Figure 10.1 can also be used to determine the proportion of time that the server is being used. Since customers are in service continuously from 4:03 p.m. to the end of the simulation at 4:29 p.m., we immediately see that the server is busy 26/29 = 89.7 % of the time.

4 Generalizations and Beyond

The simple hand simulation that we conducted only hints at what lies under the surface of an actual simulation language. Such languages can handle multiple streams of customer arrivals into large queueing networks, with complicated waiting-line behavior (e.g., balking when a line is perceived to be too large, jockeying between lines, etc.) and service disciplines (e.g., last-in-first-out services, service by priority, etc.). These languages all maintain an FEL that can process almost any set of events.
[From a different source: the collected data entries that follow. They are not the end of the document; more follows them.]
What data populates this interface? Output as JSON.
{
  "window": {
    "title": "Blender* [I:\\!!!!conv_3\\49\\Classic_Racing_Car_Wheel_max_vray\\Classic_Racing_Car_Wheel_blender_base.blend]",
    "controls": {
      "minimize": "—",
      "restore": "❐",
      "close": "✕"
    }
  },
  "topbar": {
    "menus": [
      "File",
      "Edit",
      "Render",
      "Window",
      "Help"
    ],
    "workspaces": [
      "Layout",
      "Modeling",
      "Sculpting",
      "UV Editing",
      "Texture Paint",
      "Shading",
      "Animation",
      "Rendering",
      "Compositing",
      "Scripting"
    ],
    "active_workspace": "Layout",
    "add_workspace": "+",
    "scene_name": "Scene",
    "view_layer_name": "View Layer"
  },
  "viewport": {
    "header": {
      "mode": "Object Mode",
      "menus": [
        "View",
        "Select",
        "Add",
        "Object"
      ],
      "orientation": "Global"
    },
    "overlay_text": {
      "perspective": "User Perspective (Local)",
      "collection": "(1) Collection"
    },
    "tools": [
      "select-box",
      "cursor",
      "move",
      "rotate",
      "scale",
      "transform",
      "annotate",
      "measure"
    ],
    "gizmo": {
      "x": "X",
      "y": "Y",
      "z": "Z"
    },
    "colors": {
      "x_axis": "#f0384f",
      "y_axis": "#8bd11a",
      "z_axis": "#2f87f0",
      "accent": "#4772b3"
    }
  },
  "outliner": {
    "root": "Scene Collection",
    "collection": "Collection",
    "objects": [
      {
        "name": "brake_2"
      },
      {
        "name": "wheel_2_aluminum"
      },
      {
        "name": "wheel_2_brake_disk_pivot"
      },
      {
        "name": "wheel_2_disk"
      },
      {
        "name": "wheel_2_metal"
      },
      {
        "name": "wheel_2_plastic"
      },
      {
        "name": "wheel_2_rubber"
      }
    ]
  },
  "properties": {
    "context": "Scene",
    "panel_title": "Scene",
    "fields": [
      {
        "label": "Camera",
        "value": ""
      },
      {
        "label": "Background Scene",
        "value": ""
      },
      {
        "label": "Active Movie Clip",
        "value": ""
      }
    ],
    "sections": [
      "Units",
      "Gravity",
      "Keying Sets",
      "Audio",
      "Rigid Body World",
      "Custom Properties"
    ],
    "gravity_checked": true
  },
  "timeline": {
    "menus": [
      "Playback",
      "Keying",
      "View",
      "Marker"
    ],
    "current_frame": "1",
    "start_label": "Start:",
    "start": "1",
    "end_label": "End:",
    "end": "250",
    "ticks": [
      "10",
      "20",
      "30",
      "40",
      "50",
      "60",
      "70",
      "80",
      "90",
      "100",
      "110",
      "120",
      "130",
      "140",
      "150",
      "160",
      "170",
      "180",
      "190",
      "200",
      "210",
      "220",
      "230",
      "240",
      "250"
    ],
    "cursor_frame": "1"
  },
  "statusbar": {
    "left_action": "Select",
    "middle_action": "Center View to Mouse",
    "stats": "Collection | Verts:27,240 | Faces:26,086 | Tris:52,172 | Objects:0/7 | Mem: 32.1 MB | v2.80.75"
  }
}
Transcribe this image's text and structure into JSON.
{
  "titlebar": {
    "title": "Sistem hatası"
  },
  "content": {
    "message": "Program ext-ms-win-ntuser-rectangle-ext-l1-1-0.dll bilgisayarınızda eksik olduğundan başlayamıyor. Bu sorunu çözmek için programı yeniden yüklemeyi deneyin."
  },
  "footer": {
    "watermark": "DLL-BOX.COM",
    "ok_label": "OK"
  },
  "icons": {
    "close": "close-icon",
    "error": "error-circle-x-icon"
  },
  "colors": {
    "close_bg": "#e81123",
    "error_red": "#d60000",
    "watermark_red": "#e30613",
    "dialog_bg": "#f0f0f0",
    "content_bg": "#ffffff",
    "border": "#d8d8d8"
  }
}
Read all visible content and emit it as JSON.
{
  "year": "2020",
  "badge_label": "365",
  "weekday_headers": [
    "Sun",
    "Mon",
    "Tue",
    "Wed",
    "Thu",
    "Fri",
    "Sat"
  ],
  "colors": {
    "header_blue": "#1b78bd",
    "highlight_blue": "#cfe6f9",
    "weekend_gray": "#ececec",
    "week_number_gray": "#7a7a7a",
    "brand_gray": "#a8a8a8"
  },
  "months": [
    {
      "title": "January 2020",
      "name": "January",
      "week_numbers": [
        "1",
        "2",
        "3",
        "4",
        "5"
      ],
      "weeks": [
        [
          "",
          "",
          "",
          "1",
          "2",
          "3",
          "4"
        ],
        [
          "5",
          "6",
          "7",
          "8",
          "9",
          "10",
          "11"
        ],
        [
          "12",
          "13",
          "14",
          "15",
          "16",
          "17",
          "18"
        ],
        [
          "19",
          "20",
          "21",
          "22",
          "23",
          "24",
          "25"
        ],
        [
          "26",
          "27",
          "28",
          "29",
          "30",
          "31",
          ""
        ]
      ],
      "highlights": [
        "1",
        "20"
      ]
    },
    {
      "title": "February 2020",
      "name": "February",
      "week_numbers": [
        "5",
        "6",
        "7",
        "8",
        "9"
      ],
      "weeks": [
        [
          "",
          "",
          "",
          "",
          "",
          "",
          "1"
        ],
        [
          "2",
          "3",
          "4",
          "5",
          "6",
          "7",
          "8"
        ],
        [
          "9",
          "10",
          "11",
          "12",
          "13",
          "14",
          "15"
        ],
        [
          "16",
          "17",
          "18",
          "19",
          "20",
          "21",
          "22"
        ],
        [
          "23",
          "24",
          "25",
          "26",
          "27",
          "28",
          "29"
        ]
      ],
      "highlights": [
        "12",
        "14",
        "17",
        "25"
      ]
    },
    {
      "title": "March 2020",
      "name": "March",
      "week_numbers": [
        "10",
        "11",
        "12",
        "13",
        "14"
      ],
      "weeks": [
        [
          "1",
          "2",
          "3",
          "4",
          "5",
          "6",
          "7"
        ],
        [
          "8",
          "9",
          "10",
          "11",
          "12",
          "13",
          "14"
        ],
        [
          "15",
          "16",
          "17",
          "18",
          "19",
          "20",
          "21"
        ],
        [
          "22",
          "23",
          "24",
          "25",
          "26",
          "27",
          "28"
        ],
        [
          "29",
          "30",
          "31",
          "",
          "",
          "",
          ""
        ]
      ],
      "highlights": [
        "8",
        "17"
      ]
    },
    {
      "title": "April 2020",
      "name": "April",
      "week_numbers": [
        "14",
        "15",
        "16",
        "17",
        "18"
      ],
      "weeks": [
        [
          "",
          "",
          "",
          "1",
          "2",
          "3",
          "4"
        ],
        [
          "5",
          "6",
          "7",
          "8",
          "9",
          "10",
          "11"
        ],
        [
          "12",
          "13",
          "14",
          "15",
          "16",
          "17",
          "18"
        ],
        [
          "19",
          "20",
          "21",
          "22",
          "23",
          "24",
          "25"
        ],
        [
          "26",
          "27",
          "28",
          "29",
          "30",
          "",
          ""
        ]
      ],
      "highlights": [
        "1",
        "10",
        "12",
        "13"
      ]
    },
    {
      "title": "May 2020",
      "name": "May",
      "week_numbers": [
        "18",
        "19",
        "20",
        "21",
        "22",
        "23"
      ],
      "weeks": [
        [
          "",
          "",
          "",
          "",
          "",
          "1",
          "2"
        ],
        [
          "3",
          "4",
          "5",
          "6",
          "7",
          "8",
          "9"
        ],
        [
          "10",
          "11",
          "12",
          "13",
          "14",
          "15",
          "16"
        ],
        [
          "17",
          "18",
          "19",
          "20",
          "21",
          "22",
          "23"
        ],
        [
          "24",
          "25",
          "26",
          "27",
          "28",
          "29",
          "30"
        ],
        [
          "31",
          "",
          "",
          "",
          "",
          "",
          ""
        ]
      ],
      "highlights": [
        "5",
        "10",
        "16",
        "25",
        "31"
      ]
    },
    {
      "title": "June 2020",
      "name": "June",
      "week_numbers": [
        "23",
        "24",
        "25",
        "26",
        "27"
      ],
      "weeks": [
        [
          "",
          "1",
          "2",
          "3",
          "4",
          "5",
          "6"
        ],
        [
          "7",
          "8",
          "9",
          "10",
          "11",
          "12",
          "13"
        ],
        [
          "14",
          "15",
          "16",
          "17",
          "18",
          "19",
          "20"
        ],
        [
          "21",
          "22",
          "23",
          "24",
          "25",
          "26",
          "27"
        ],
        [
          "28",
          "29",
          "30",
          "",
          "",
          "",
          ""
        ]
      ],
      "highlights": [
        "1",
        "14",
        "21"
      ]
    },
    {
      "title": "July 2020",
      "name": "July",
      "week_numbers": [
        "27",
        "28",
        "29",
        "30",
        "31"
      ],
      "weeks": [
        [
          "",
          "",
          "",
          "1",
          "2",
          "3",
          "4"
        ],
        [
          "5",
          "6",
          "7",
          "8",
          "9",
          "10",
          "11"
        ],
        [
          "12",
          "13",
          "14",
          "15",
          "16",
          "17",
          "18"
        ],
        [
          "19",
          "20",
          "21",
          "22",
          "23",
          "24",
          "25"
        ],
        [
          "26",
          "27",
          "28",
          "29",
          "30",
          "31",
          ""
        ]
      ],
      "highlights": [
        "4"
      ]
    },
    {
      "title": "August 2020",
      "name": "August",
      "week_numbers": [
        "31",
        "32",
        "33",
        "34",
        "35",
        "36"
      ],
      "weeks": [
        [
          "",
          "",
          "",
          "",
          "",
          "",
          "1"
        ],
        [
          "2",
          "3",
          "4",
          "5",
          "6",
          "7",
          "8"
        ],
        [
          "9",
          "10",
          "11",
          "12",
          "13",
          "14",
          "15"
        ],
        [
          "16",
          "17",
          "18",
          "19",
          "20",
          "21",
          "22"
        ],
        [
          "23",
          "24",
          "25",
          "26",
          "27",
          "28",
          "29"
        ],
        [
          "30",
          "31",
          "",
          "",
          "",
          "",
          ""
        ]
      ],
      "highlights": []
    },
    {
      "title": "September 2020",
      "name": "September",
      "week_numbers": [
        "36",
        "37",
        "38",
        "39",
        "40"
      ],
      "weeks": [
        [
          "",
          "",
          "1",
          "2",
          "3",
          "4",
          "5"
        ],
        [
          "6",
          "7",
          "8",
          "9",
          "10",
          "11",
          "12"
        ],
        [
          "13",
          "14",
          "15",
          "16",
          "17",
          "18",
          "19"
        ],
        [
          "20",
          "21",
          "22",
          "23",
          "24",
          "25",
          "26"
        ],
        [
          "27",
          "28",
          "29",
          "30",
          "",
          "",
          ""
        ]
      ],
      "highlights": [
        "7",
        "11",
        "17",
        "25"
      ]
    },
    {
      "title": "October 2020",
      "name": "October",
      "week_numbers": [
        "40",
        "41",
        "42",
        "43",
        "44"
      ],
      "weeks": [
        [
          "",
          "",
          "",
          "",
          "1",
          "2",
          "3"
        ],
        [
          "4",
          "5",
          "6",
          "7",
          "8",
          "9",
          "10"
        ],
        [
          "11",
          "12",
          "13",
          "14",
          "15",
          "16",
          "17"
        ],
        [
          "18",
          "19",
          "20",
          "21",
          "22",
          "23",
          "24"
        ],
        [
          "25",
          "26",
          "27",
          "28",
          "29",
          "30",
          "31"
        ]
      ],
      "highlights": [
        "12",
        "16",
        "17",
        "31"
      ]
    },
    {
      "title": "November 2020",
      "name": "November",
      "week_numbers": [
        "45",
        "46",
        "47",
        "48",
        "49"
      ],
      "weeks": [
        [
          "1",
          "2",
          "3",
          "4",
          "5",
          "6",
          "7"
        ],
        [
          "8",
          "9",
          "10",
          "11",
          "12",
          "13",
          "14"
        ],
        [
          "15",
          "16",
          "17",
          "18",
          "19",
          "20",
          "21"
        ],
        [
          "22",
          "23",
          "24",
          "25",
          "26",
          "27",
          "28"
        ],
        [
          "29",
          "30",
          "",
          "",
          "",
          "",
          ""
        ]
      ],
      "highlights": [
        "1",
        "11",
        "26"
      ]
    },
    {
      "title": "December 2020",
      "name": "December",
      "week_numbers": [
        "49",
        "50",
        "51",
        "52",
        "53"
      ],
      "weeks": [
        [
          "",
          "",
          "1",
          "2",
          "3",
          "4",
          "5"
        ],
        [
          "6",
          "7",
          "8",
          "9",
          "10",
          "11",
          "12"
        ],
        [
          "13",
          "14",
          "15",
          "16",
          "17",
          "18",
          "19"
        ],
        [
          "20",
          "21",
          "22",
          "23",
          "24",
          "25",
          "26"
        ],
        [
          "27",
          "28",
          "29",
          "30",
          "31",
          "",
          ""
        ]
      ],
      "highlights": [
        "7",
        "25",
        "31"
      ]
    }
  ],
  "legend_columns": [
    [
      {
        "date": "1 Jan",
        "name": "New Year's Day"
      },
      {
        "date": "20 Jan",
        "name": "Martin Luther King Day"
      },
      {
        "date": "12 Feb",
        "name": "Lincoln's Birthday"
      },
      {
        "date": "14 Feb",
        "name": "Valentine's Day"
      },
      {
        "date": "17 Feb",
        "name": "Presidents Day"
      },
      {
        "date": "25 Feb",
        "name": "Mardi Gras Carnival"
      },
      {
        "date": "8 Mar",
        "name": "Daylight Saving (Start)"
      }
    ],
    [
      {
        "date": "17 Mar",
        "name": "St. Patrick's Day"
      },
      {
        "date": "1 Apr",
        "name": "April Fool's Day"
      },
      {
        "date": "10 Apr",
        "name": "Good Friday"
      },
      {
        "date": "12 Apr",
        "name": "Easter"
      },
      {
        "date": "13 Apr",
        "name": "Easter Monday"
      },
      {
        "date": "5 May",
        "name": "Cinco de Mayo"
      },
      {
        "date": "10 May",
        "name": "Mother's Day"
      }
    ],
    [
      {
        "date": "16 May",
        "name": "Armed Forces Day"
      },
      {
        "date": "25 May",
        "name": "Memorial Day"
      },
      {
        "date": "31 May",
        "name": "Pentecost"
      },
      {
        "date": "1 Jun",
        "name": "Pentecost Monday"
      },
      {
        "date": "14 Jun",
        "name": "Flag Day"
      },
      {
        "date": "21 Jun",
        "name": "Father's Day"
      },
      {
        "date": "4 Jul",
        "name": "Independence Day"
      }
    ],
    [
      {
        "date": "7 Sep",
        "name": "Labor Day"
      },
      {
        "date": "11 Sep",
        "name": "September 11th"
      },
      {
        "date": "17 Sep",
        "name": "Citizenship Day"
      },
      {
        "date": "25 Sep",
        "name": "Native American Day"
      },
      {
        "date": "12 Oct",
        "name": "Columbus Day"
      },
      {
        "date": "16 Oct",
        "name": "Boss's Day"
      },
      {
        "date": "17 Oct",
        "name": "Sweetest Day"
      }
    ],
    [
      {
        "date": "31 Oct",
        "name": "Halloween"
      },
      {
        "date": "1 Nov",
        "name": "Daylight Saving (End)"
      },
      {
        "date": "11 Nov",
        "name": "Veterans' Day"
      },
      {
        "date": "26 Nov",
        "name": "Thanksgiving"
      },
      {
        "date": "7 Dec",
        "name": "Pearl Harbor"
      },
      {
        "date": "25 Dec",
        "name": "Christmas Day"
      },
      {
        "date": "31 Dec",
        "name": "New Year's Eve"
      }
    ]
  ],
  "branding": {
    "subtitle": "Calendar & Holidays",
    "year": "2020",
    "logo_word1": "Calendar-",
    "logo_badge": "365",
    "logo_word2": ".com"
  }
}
For further information on DES, one should consult the standard references: (Banks et al. 2010; undergraduate level), (Law 2014; masters level), and (Nelson 2013; advanced). In addition, the yearly Proceedings of the Winter Simulation Conference, archived at www.wintersim.org, contain a wealth of articles on DES, including relevant tutorials on DES theory, applications, and languages. With regard to the many DES languages on the market, the reader is advised to consult James Swain’s Simulation Software Survey, which appears periodically in OR/MS Today, the trade magazine of The Institute for Operations Research and the Management Sciences (INFORMS; www.informs.org).